People are tired of fighting, tired of the “surveillance state quashing debate,” tired of low wages. They’re tired of living paycheck to paycheck, of “the corporate party system.” RFK Jr. said these things over and over in dozens of ways, declaring his popularity among both sides of the aisle and promising hope and unity. Rather than ask people, “what side are you?” RFK wants to know, “what do you care about?”

The theme of the Kennedy announcement event was that Americans are tired of the name-calling and venom; they want to declare their independence from the status quo in favor of “something new.”

This concept earned a lot of cheers from the starry-eyed boomers — but one thing missing, other than promising to listen to the people and proclaiming he wasn’t controlled by any of the “Bigs,” Bobby didn’t say how he was planning to unify the polarized country.

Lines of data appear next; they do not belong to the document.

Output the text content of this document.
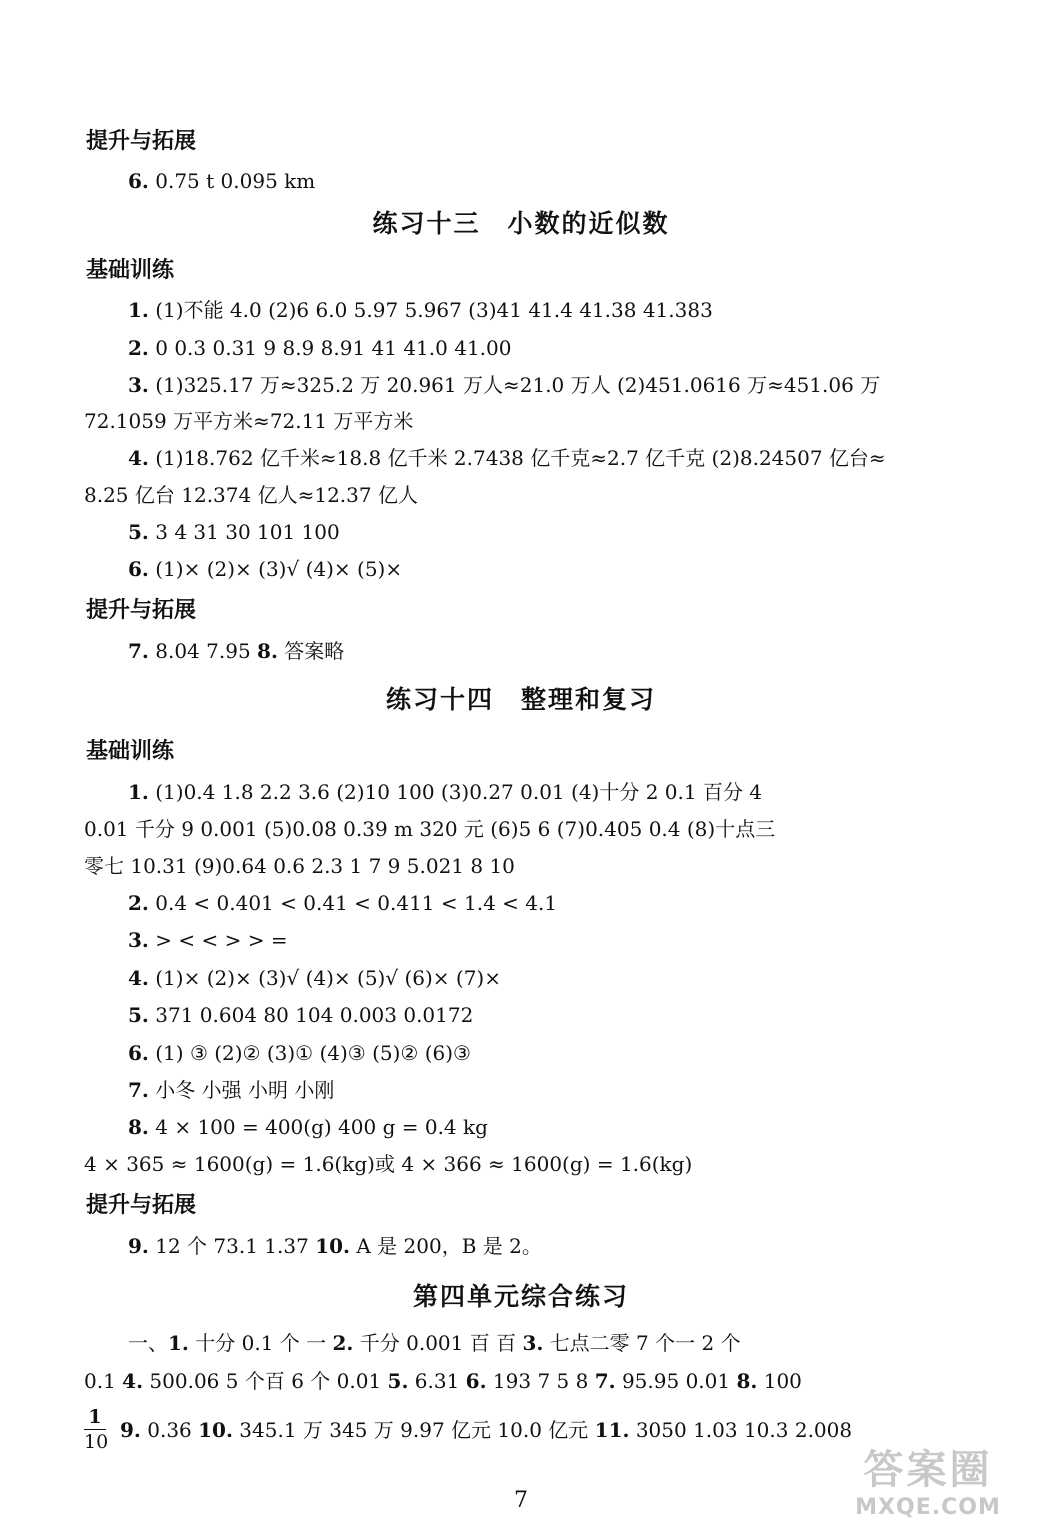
提升与拓展
6. 0.75 t 0.095 km
练习十三　小数的近似数
基础训练
1. (1)不能 4.0 (2)6 6.0 5.97 5.967 (3)41 41.4 41.38 41.383
2. 0 0.3 0.31 9 8.9 8.91 41 41.0 41.00
3. (1)325.17 万≈325.2 万 20.961 万人≈21.0 万人 (2)451.0616 万≈451.06 万
72.1059 万平方米≈72.11 万平方米
4. (1)18.762 亿千米≈18.8 亿千米 2.7438 亿千克≈2.7 亿千克 (2)8.24507 亿台≈
8.25 亿台 12.374 亿人≈12.37 亿人
5. 3 4 31 30 101 100
6. (1)× (2)× (3)√ (4)× (5)×
提升与拓展
7. 8.04 7.95 8. 答案略
练习十四　整理和复习
基础训练
1. (1)0.4 1.8 2.2 3.6 (2)10 100 (3)0.27 0.01 (4)十分 2 0.1 百分 4
0.01 千分 9 0.001 (5)0.08 0.39 m 320 元 (6)5 6 (7)0.405 0.4 (8)十点三
零七 10.31 (9)0.64 0.6 2.3 1 7 9 5.021 8 10
2. 0.4 < 0.401 < 0.41 < 0.411 < 1.4 < 4.1
3. > < < > > =
4. (1)× (2)× (3)√ (4)× (5)√ (6)× (7)×
5. 371 0.604 80 104 0.003 0.0172
6. (1) ③ (2)② (3)① (4)③ (5)② (6)③
7. 小冬 小强 小明 小刚
8. 4 × 100 = 400(g) 400 g = 0.4 kg
4 × 365 ≈ 1600(g) = 1.6(kg)或 4 × 366 ≈ 1600(g) = 1.6(kg)
提升与拓展
9. 12 个 73.1 1.37 10. A 是 200，B 是 2。
第四单元综合练习
一、1. 十分 0.1 个 一 2. 千分 0.001 百 百 3. 七点二零 7 个一 2 个
0.1 4. 500.06 5 个百 6 个 0.01 5. 6.31 6. 193 7 5 8 7. 95.95 0.01 8. 100
$\frac{1}{10} 9$. 0.36 10. 345.1 万 345 万 9.97 亿元 10.0 亿元 11. 3050 1.03 10.3 2.008
7
答案圈
MXQE.COM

His supporters were very much not living paycheck to paycheck — and when he proclaimed people can be pro-life and not be considered “women-hating zealots,” the applause was noticeably quieted.

Someone near the front of the crowd held up a sign that said it all: “I want Camelot.” RFK Jr. supporters don’t appear to want anything new. They want to be seen as aware, thoughtful and superior, while continuing to live out a comfortable, consequences-free life, as they did in the glorious Sixties and Seventies of their youths. They’re nostalgic for a time when peace and love made all the world’s problems go away. RFK Jr. is the candidate they can finally support without really supporting anything at all. They want a candidate who is a reflection of them, of their cleverness and vague positivism, even if the substance is almost completely lacking.

I want peace and love, too. But unlike the aged nymphs naively swaying in the grass to acoustic social-commentary ballads, I was aware of the SWAT team on the roof overlooking us and the men in black suits vigilantly guarding the event with guns.